When a family business sells out to a corporate entity like a hedge fund, Lefébure sees a threat to family businesses and capitalism as a result of the pressure to produce short term profits.


“M&A works (here) like it does everywhere. We still have some companies who are doing leveraged buyouts (LBOs. )You have some funds investing in those companies,” he said.


But, “you (can) see that these kinds of financial funds are creating something that I find not so good for the global economy and for the long term for a territory (like La Mayenne.)


“They (hedge funds) want the payback and they want it quite fast. When you have those type of funds entering in the capital of a company, you see the long term approach pushed to the side,” he said. The approach is “more short term, sales and to sell it after a few years.”


For 30 years in the Mayenne, the unemployment rate has been the lowest in France and that can be attributed to successful family-owned operations, he said.

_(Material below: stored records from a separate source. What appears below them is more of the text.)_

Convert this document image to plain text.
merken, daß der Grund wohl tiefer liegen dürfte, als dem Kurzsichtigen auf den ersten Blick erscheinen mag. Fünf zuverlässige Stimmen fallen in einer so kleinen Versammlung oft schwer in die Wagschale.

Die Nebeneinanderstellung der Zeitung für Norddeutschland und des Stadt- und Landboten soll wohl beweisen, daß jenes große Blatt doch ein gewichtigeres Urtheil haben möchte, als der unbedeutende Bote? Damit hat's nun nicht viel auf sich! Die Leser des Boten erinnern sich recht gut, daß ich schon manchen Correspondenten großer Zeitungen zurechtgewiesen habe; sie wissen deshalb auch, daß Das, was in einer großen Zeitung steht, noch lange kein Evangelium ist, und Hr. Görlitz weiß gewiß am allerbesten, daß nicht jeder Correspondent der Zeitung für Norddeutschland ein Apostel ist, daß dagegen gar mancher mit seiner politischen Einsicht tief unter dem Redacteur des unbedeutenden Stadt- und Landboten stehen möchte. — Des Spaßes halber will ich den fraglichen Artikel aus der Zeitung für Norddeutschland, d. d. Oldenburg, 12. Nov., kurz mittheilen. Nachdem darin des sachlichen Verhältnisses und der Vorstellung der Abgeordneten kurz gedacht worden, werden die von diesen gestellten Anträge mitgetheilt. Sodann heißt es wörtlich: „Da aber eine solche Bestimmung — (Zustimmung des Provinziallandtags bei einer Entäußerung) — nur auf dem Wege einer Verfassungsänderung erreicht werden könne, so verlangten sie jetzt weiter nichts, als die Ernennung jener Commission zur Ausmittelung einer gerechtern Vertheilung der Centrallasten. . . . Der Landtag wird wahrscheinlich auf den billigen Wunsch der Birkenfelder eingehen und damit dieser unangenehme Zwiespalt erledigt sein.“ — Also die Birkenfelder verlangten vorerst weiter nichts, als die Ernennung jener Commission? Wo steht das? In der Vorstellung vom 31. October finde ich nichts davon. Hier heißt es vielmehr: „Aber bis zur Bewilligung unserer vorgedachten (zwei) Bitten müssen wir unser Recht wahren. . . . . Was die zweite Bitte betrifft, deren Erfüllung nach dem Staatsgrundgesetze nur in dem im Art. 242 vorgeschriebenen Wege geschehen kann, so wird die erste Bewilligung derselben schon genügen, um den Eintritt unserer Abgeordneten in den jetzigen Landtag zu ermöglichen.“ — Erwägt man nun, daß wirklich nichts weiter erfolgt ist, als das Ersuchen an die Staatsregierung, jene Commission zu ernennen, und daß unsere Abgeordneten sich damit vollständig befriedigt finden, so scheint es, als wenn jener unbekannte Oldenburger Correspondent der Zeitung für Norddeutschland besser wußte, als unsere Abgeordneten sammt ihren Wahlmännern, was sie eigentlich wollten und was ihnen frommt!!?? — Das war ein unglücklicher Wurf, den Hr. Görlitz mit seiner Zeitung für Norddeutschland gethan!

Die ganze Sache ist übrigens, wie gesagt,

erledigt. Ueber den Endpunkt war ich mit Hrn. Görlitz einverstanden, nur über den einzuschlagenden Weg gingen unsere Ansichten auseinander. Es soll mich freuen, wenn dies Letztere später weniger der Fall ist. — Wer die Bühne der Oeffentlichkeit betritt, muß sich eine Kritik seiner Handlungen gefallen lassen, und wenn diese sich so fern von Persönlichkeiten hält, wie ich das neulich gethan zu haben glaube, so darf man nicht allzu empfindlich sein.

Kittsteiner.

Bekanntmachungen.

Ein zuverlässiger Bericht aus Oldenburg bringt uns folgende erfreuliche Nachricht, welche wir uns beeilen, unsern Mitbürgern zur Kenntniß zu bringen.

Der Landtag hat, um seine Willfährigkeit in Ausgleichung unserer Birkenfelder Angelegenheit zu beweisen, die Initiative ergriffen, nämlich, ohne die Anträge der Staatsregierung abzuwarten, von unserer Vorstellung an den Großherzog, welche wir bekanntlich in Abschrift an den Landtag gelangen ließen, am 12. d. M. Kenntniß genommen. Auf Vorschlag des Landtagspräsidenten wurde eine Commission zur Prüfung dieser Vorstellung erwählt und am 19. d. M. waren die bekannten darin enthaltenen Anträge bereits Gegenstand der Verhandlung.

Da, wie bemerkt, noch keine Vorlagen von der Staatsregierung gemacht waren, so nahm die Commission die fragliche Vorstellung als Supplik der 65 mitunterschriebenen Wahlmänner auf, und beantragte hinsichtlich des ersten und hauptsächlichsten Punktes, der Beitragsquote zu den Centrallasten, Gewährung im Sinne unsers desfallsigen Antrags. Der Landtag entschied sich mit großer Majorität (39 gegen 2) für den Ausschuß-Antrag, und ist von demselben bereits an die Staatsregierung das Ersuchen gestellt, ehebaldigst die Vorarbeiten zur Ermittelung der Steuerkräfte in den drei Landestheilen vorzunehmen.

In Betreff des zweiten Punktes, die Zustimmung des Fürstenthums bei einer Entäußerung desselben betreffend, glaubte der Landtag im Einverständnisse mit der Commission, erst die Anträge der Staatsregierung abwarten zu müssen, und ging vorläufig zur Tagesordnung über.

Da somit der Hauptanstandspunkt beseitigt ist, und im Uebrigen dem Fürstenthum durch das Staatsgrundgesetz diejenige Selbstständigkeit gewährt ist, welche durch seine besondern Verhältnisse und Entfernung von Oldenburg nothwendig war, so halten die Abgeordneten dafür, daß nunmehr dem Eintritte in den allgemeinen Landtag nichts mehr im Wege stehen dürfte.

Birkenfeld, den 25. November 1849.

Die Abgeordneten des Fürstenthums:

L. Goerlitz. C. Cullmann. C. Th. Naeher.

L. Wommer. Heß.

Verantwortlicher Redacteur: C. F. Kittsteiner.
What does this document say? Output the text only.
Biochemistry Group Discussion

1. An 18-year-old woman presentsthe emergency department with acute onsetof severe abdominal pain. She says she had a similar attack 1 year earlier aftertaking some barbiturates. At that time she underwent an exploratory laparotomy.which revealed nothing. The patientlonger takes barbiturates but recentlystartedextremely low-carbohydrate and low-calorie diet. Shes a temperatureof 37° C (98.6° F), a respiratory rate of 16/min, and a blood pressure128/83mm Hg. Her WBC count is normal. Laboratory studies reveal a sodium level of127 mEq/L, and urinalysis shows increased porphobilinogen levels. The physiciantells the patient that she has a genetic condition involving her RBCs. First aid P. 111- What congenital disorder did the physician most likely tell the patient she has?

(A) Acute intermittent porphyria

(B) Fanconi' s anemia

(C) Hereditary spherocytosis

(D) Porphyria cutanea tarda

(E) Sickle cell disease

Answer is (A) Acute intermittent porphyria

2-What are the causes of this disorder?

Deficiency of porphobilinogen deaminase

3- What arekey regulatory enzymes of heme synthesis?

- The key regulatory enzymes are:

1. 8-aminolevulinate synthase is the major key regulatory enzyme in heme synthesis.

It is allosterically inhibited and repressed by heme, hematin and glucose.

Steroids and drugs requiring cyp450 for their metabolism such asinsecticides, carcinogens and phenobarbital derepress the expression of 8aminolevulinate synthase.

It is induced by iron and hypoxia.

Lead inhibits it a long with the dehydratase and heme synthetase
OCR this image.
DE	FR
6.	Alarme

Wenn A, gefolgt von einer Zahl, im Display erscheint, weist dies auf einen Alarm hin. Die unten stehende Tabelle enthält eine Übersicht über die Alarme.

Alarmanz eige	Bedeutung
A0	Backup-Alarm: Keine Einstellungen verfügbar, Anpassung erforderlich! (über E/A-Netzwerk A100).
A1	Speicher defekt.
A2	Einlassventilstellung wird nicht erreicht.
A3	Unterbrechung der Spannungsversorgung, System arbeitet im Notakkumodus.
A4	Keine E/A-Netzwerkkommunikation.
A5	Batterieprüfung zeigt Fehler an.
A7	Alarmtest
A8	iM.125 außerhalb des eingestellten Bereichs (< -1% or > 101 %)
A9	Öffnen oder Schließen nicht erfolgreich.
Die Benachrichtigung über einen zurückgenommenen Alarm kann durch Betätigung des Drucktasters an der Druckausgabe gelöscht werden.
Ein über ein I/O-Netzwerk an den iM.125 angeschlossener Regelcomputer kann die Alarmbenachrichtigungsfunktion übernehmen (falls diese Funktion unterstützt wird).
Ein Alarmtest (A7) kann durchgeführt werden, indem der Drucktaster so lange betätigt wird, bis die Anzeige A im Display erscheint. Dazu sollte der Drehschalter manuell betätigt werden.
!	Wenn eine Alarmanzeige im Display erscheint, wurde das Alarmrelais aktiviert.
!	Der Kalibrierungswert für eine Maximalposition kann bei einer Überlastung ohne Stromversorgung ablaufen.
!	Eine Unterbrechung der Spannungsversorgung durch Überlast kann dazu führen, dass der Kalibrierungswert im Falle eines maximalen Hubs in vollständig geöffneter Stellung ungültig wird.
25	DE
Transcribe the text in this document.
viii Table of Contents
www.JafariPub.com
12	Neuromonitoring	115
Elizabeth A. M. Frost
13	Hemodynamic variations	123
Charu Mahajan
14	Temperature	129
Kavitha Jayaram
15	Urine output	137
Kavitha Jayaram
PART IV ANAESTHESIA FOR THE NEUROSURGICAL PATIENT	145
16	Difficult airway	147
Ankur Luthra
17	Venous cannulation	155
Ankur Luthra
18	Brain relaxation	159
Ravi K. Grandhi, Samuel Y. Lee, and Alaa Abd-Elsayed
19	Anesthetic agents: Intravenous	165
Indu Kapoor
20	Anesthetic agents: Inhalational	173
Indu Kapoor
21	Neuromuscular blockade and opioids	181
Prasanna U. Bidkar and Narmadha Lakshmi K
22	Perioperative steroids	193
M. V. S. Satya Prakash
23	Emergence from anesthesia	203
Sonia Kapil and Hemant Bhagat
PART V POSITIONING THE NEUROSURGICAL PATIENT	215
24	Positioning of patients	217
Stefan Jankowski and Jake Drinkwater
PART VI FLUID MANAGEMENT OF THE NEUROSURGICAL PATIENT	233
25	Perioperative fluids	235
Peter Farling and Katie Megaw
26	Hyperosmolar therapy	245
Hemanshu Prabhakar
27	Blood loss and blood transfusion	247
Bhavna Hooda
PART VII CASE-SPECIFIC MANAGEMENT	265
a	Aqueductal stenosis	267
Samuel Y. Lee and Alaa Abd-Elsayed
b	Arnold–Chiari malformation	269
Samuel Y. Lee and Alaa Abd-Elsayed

“That’s not the case with hedge funds. There is no next generation and so my view on those investments - they could be important and useful to invest in some “territory” and to provide cash enough for companies to “continue to operate” and to grow, but  I do not believe in the long term it’s very good for employees.”


Employee protection helps with some of that, but France has gone "a bit too far” protecting employees, Lefébure said. "But still, I do appreciate we are in a country in which people and employees are getting a good level of protection This is part of what I call a civilized country.”